Which is all well and good, for a large corporation, but for the small town of Blue Earth, the concerns are big.
“If our dollars go to Fairmont or Mankato areas when we go shopping, how will our little town survive,” asked one resident of Blue Earth when viewing the Walmart’s sign outside of its store.
The other questions arose when rumors of Blue Earth’s Dollar General location would also be closing, but, according to general manager of the Blue Earth Dollar General location, Shantille Edgington, there are no plans to close the local Dollar General.
“We have spoken with our management, and as of today, there is no close date set for the future,” said Edgington. “We will be here to serve the Blue Earth community with their needs.”
This statement comes just weeks after the Dollar General chain opened up a brand-new store location in neighboring Winnebago.
With close to 80 employees stationed at the Blue Earth Walmart location, Keene says those associates will be given opportunities to be employed in other locations such as Albert Lea, Fairmont, and Mankato.
“Based on history, between voluntary retirements and severance, transfers and supported transitions to other jobs, we hope there will be minimal job loss overall,” said Keene.
One Blue Earth Walmart associate stated the day was filled with tears and lots of questions. Employed families now have to face whether to stay in Blue Earth and find other employment, or potentially uproot their families to move elsewhere.
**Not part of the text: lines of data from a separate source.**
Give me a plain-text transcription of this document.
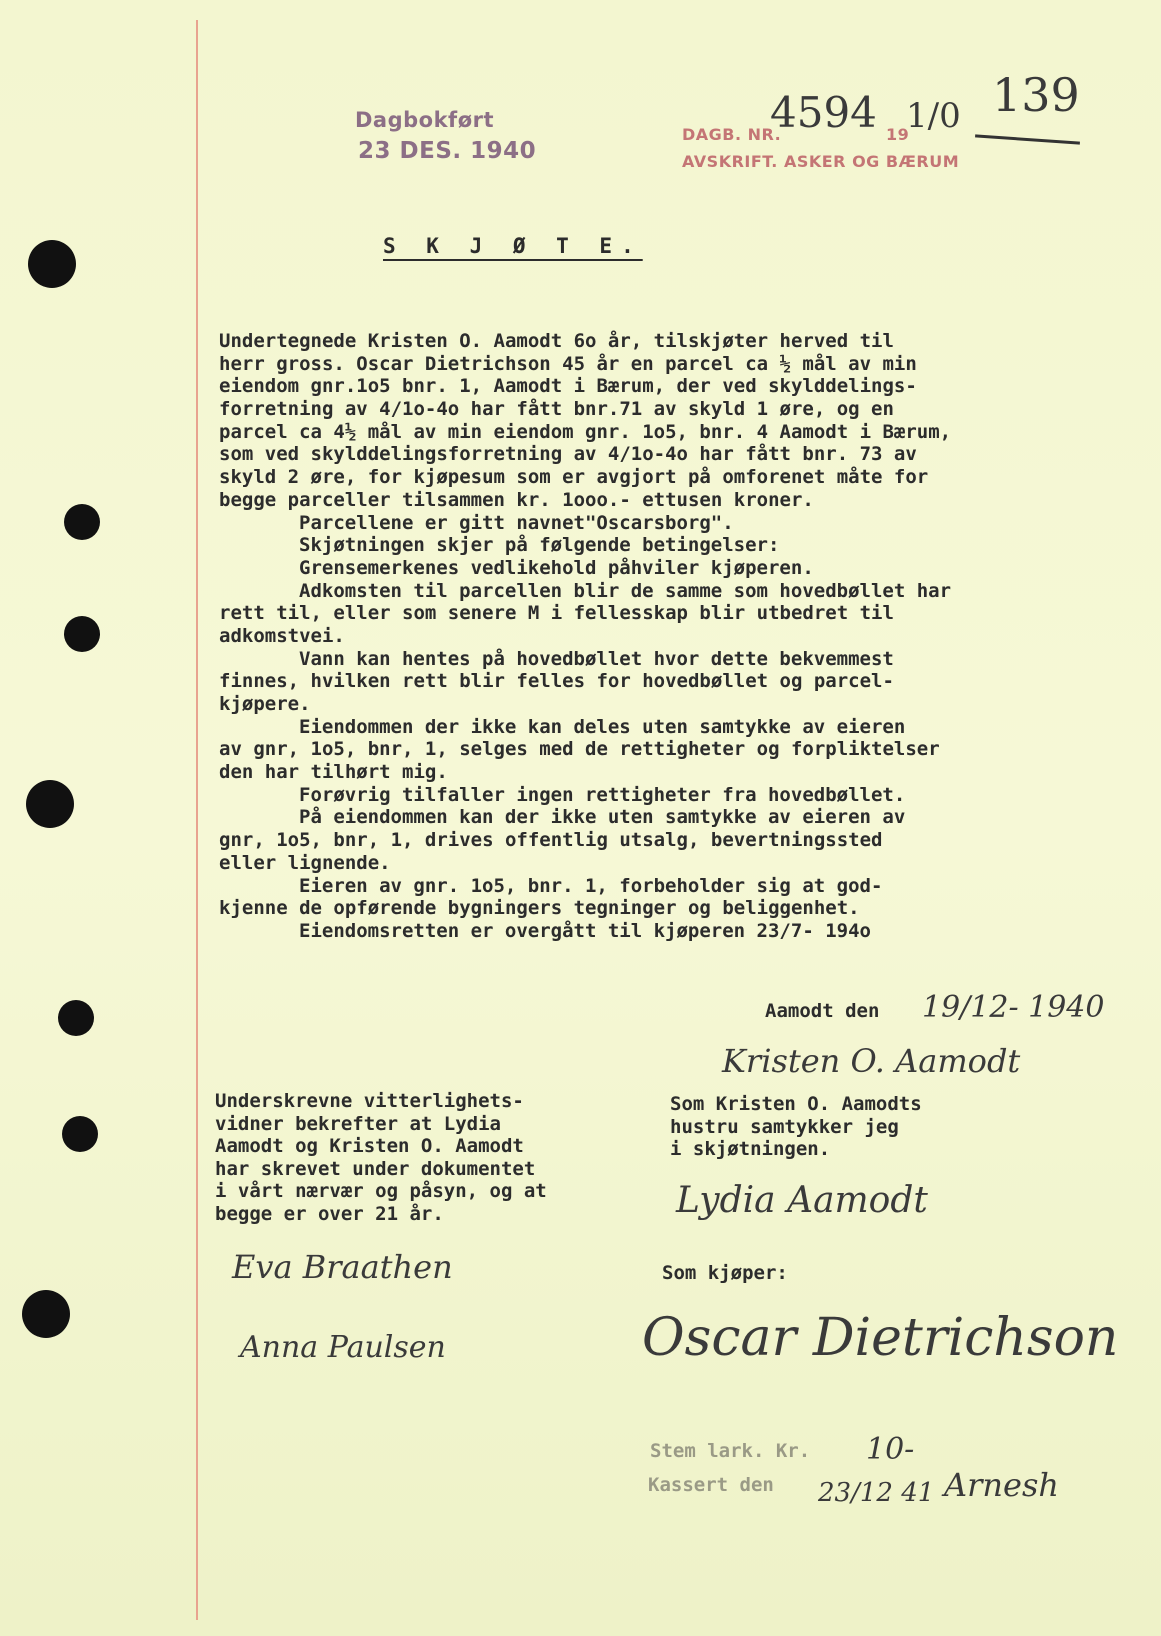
Dagbokført
23 DES. 1940
DAGB. NR.
4594 19
1/0
AVSKRIFT. ASKER OG BÆRUM
139
S K J Ø T E.
Undertegnede Kristen O. Aamodt 6o år, tilskjøter herved til
herr gross. Oscar Dietrichson 45 år en parcel ca ½ mål av min
eiendom gnr.1o5 bnr. 1, Aamodt i Bærum, der ved skylddelings-
forretning av 4/1o-4o har fått bnr.71 av skyld 1 øre, og en
parcel ca 4½ mål av min eiendom gnr. 1o5, bnr. 4 Aamodt i Bærum,
som ved skylddelingsforretning av 4/1o-4o har fått bnr. 73 av
skyld 2 øre, for kjøpesum som er avgjort på omforenet måte for
begge parceller tilsammen kr. 1ooo.- ettusen kroner.
Parcellene er gitt navnet"Oscarsborg".
Skjøtningen skjer på følgende betingelser:
Grensemerkenes vedlikehold påhviler kjøperen.
Adkomsten til parcellen blir de samme som hovedbøllet har
rett til, eller som senere M i fellesskap blir utbedret til
adkomstvei.
Vann kan hentes på hovedbøllet hvor dette bekvemmest
finnes, hvilken rett blir felles for hovedbøllet og parcel-
kjøpere.
Eiendommen der ikke kan deles uten samtykke av eieren
av gnr, 1o5, bnr, 1, selges med de rettigheter og forpliktelser
den har tilhørt mig.
Forøvrig tilfaller ingen rettigheter fra hovedbøllet.
På eiendommen kan der ikke uten samtykke av eieren av
gnr, 1o5, bnr, 1, drives offentlig utsalg, bevertningssted
eller lignende.
Eieren av gnr. 1o5, bnr. 1, forbeholder sig at god-
kjenne de opførende bygningers tegninger og beliggenhet.
Eiendomsretten er overgått til kjøperen 23/7- 194o
Aamodt den 19/12- 1940
Kristen O. Aamodt
Underskrevne vitterlighets-
vidner bekrefter at Lydia
Aamodt og Kristen O. Aamodt
har skrevet under dokumentet
i vårt nærvær og påsyn, og at
begge er over 21 år.
Som Kristen O. Aamodts
hustru samtykker jeg
i skjøtningen.
Lydia Aamodt
Eva Braathen
Anna Paulsen
Som kjøper:
Oscar Dietrichson
Stem lark. Kr. 10-
Kassert den 23/12 41 Arnesh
“I get it, it’s a big corporation,” said one Walmart customer. “But we are a small town with a large population of folks who can’t drive 20 to 40 miles away to go to a Walmart. I just wonder what’s going to happen to Blue Earth after this.”
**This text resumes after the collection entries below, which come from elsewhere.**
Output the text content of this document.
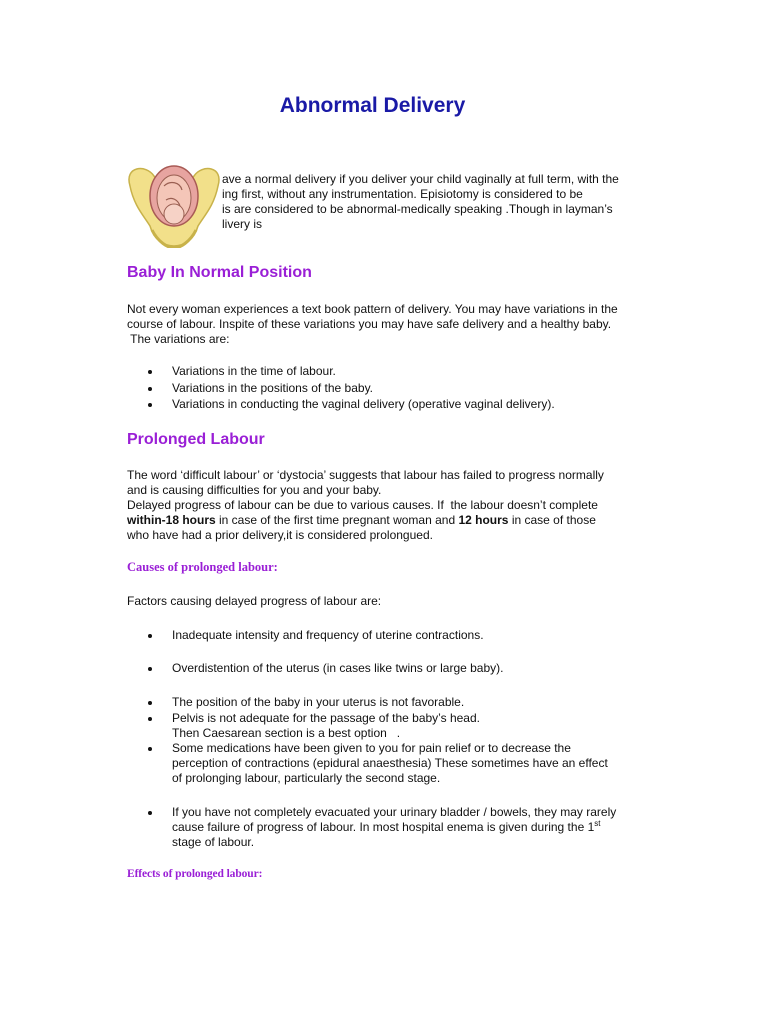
Abnormal Delivery
ave a normal delivery if you deliver your child vaginally at full term, with the
ing first, without any instrumentation. Episiotomy is considered to be
is are considered to be abnormal-medically speaking .Though in layman’s
livery is
Baby In Normal Position
Not every woman experiences a text book pattern of delivery. You may have variations in the
course of labour. Inspite of these variations you may have safe delivery and a healthy baby.
The variations are:
Variations in the time of labour.
Variations in the positions of the baby.
Variations in conducting the vaginal delivery (operative vaginal delivery).
Prolonged Labour
The word ‘difficult labour’ or ‘dystocia’ suggests that labour has failed to progress normally
and is causing difficulties for you and your baby.
Delayed progress of labour can be due to various causes. If  the labour doesn’t complete
within-18 hours in case of the first time pregnant woman and 12 hours in case of those
who have had a prior delivery,it is considered prolongued.
Causes of prolonged labour:
Factors causing delayed progress of labour are:
Inadequate intensity and frequency of uterine contractions.
Overdistention of the uterus (in cases like twins or large baby).
The position of the baby in your uterus is not favorable.
Pelvis is not adequate for the passage of the baby’s head.
Then Caesarean section is a best option   .
Some medications have been given to you for pain relief or to decrease the
perception of contractions (epidural anaesthesia) These sometimes have an effect
of prolonging labour, particularly the second stage.
If you have not completely evacuated your urinary bladder / bowels, they may rarely
cause failure of progress of labour. In most hospital enema is given during the 1st
stage of labour.
Effects of prolonged labour:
Corporate calls began to be conducted throughout the city of Blue Earth early on Tuesday morning as the Walmart corporation began to publicize its official closing date of Oct. 3. They even gave Blue Earth’s City Hall a ring to inform them of the change.
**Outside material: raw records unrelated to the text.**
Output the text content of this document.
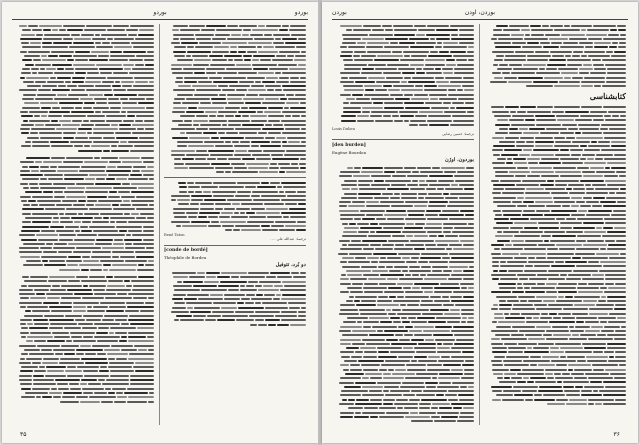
بوردو
بوردو
René Taton
ترجمهٔ: عبدالله علی ... .
[conde de bordé]
Théophile de Bordeu
دو بُرد، تئوفیل
۳۵
بوردن	بوردن، اودن
کتابشناسی
Louis Dulieu
ترجمهٔ: حسین رضایی
[den burden]
Eugène Bourdon
بوردون، اوژن
۳۶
“We were informed by corporate about the unfortunate change,” said city administrator Tim Ibisch. “The City of Blue Earth is certainly not thrilled to hear this news, but we are looking forward to working with corporate to make sure their employees are taken care of.”
Ibisch went on to say that though the closing of the store did come as a surprise, he says many of the small cities around the area, including Fairmont and New Ulm, have seen corporate stores closing their doors with added pressure from online buying.
“We will do the best we can for what is best for our community,” said Ibisch. “We aren’t sure as to what the final result will be for the property or the building, but we look forward to finding new business to fill the Walmart location.”
Tim Clawson of the Faribault County Development Corporation adds that he and his staff have been proactive in working with the Walmart corporation and Fairmont’s Workforce Center to ensure employees of Walmart’s needs are met.
“We are also trying to connect with the owners of the property to see what we can work out in the future,” says Clawson. “This is not good news, but we cannot let this drag us down. We will be working on creating a small subcommittee to truly address all of the concerns with this loss in our community.”
Mayor Rick Scholtes was on the same page as Ibisch and Clawson as well.
“As a company, Walmart has had a great impact on our community, not only as a store, but as a sponsor for many town events and fundraisers, their presence will definitely be missed,” he said. “As a small town, we have a great community. We are resilient and we can get through this together as a community.”